Get hardcoded vertices or generate a polygon or random points on 2D plane.
Check for problems with points/vertices.
Calculate convex hull of points/vertices.
Find the minimal enclosing circle of the convex hull.
Describe the minimal enclosing circle.
'''
# Generate a polygon
# vertices = get_vertices(num_points=5, radius=5)
# Generate random points on 2D plane
# vertices = get_vertices(num_points=5, min_coord=0, max_coord=10)

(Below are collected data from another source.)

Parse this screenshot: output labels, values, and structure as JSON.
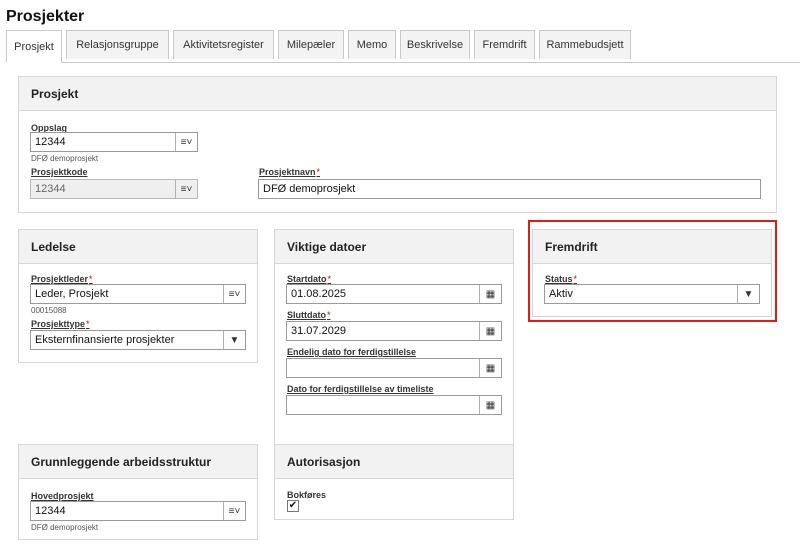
{
  "page": {
    "title": "Prosjekter"
  },
  "tabs": [
    {
      "label": "Prosjekt"
    },
    {
      "label": "Relasjonsgruppe"
    },
    {
      "label": "Aktivitetsregister"
    },
    {
      "label": "Milepæler"
    },
    {
      "label": "Memo"
    },
    {
      "label": "Beskrivelse"
    },
    {
      "label": "Fremdrift"
    },
    {
      "label": "Rammebudsjett"
    }
  ],
  "prosjekt": {
    "title": "Prosjekt",
    "oppslag_label": "Oppslag",
    "oppslag_value": "12344",
    "oppslag_desc": "DFØ demoprosjekt",
    "prosjektkode_label": "Prosjektkode",
    "prosjektkode_value": "12344",
    "prosjektnavn_label": "Prosjektnavn",
    "prosjektnavn_value": "DFØ demoprosjekt"
  },
  "ledelse": {
    "title": "Ledelse",
    "prosjektleder_label": "Prosjektleder",
    "prosjektleder_value": "Leder, Prosjekt",
    "prosjektleder_id": "00015088",
    "prosjekttype_label": "Prosjekttype",
    "prosjekttype_value": "Eksternfinansierte prosjekter"
  },
  "datoer": {
    "title": "Viktige datoer",
    "startdato_label": "Startdato",
    "startdato_value": "01.08.2025",
    "sluttdato_label": "Sluttdato",
    "sluttdato_value": "31.07.2029",
    "endelig_label": "Endelig dato for ferdigstillelse",
    "endelig_value": "",
    "timeliste_label": "Dato for ferdigstillelse av timeliste",
    "timeliste_value": ""
  },
  "fremdrift": {
    "title": "Fremdrift",
    "status_label": "Status",
    "status_value": "Aktiv"
  },
  "arbeidsstruktur": {
    "title": "Grunnleggende arbeidsstruktur",
    "hovedprosjekt_label": "Hovedprosjekt",
    "hovedprosjekt_value": "12344",
    "hovedprosjekt_desc": "DFØ demoprosjekt"
  },
  "autorisasjon": {
    "title": "Autorisasjon",
    "bokfores_label": "Bokføres",
    "bokfores_checked": true
  },
  "colors": {
    "highlight": "#e11b1b",
    "required": "#cc0000"
  },
  "icons": {
    "lookup": "list-lookup-icon",
    "calendar": "calendar-icon",
    "dropdown": "chevron-down-icon",
    "checkmark": "checkmark-icon"
  }
}
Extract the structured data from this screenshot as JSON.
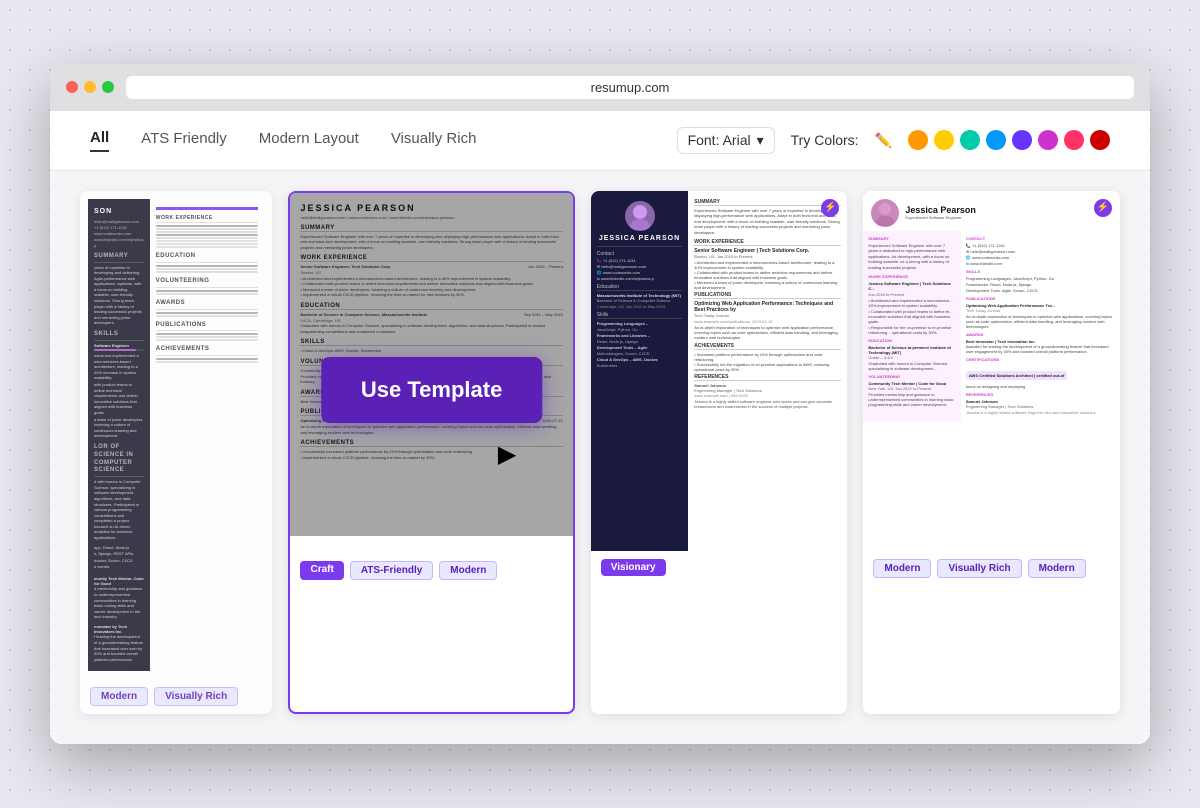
{
  "browser": {
    "url": "resumup.com"
  },
  "nav": {
    "tabs": [
      {
        "id": "all",
        "label": "All",
        "active": true
      },
      {
        "id": "ats",
        "label": "ATS Friendly"
      },
      {
        "id": "modern",
        "label": "Modern Layout"
      },
      {
        "id": "visually",
        "label": "Visually Rich"
      }
    ],
    "font_label": "Font: Arial",
    "color_label": "Try Colors:",
    "colors": [
      "#ff4444",
      "#ff9900",
      "#ffcc00",
      "#00ccaa",
      "#0099ff",
      "#6633ff",
      "#cc33cc",
      "#ff3366",
      "#cc0000"
    ]
  },
  "cta": {
    "use_template": "Use Template"
  },
  "cards": [
    {
      "id": "card1",
      "name": "Jessica Pearson partial",
      "tags": [
        "Modern",
        "Visually Rich"
      ]
    },
    {
      "id": "card2",
      "name": "Jessica Pearson clean",
      "tags": [
        "Craft",
        "ATS-Friendly",
        "Modern"
      ]
    },
    {
      "id": "card3",
      "name": "Jessica Pearson sidebar",
      "tags": [
        "Visionary"
      ]
    },
    {
      "id": "card4",
      "name": "Jessica Pearson creative",
      "tags": [
        "Modern",
        "Visually Rich",
        "Modern"
      ]
    }
  ],
  "resume": {
    "name": "JESSICA PEARSON",
    "name2": "Jessica Pearson",
    "email": "hello@mailypearson.com",
    "phone": "+1 (512) 171-1241",
    "website": "www.codesonks.com",
    "linkedin": "www.linkedin.com/in/jessica-pearson",
    "sections": {
      "summary": "Summary",
      "work_experience": "Work Experience",
      "education": "Education",
      "skills": "Skills",
      "volunteering": "Volunteering",
      "awards": "Awards",
      "publications": "Publications",
      "achievements": "Achievements",
      "references": "References",
      "certifications": "Certifications"
    }
  }
}
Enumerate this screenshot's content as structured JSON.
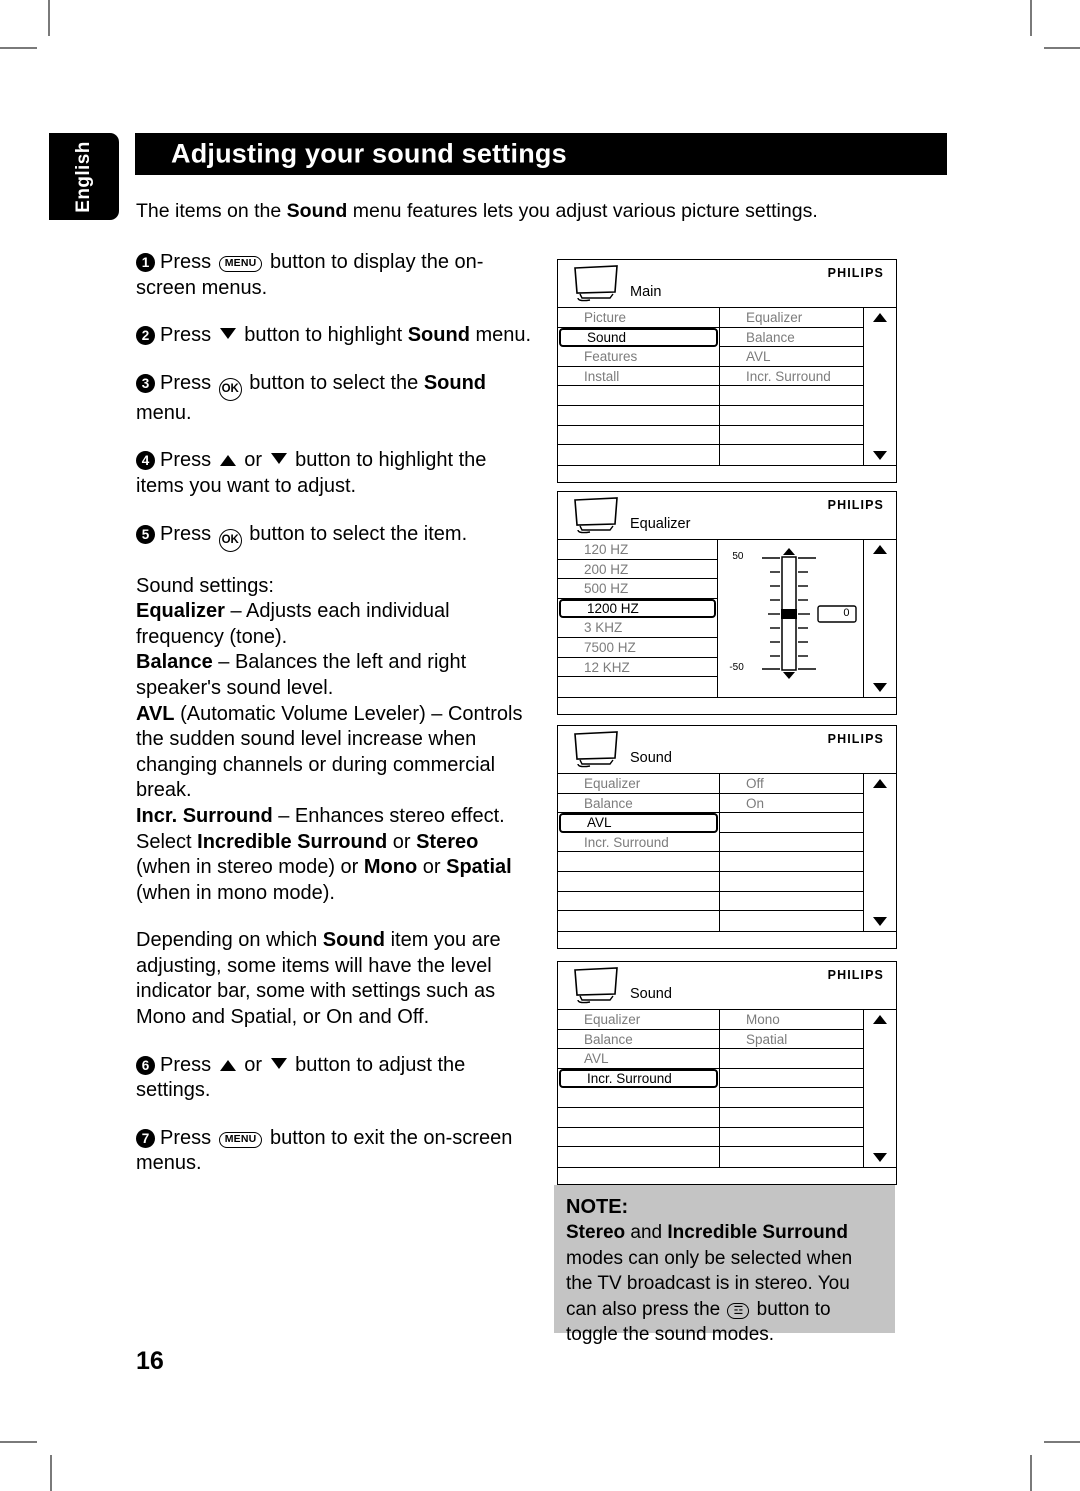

# Get hardcoded vertices - square by default
vertices = get_vertices()
# Check for problems with points/vertices.
check_vertices(vertices)
# Calculate convex hull of the points/vertices with scipy.
convex_hull = get_convex_hull(vertices)
# Find the minimal enclosing circle of the convex hull with cvxpy.
cen, rad = minimum_enclosing_circle(convex_hull)
# Print description of minimal enclosing circle.
describe_circle(cen, rad)
def generate_regular_polygon(num_points, radius):
'''
Generates coordinates of a regular polygon.
:param num_points: number of points
:param radius: radius
:return: Set of tuples containing 2D coordinates of regular polygon
'''
# Sanity check parameters.
assert isinstance(radius, int)
assert isinstance(num_points, int)
assert radius > 0
assert num_points >= 3
# Generate regular polygon.
regular_coords = []
angle = 2 * math.pi / num_points
for i in range(num_points):
# coords or tuples containing x, y coordinates
coords = (radius * math.cos(i * angle), radius * math.sin(i * angle))
regular_coords.append(coords)
# Convert list to set.
regular_coords_set = set(regular_coords)
print('Generated regular polygon:', regular_coords_set)
return regular_coords_set
def generate_random_points(num_points, min_coord, max_coord):
'''
Generates at least 3 random 2D points for testing.
A set of n random points may not result in an n-sided polygon.
:param num_points: number of points
:param min_coord: minimum coordinate
:param max_coord: maximum coordinate
:return: Set of tuples containing random integer 2D coordinates
'''
# Sanity check parameters.
assert isinstance(min_coord, int)
assert isinstance(max_coord, int)
assert isinstance(num_points, int)
assert num_points >= 3
assert min_coord < max_coord
# Generate random 2D integer points.
random_coords = []
for _ in range(num_points):
# coords or tuples containing random integer coordinates
coords = (random.randint(min_coord, max_coord),
random.randint(min_coord, max_coord))
random_coords.append(coords)
# Convert list to set.
random_coords_set = set(random_coords)
print('Generated random 2D integer points:', random_coords_set)
return random_coords_set
if __name__ == "__main__":
# Call main function.
main()
For the default square, this returns:
Hardcoded polygon: {(2, 2), (0, 2), (2, 0), (0, 0)}
Circle center: (1.0000, 1.0000)
Circle radius: 1.4142
CVXPY may be overpowered for this problem.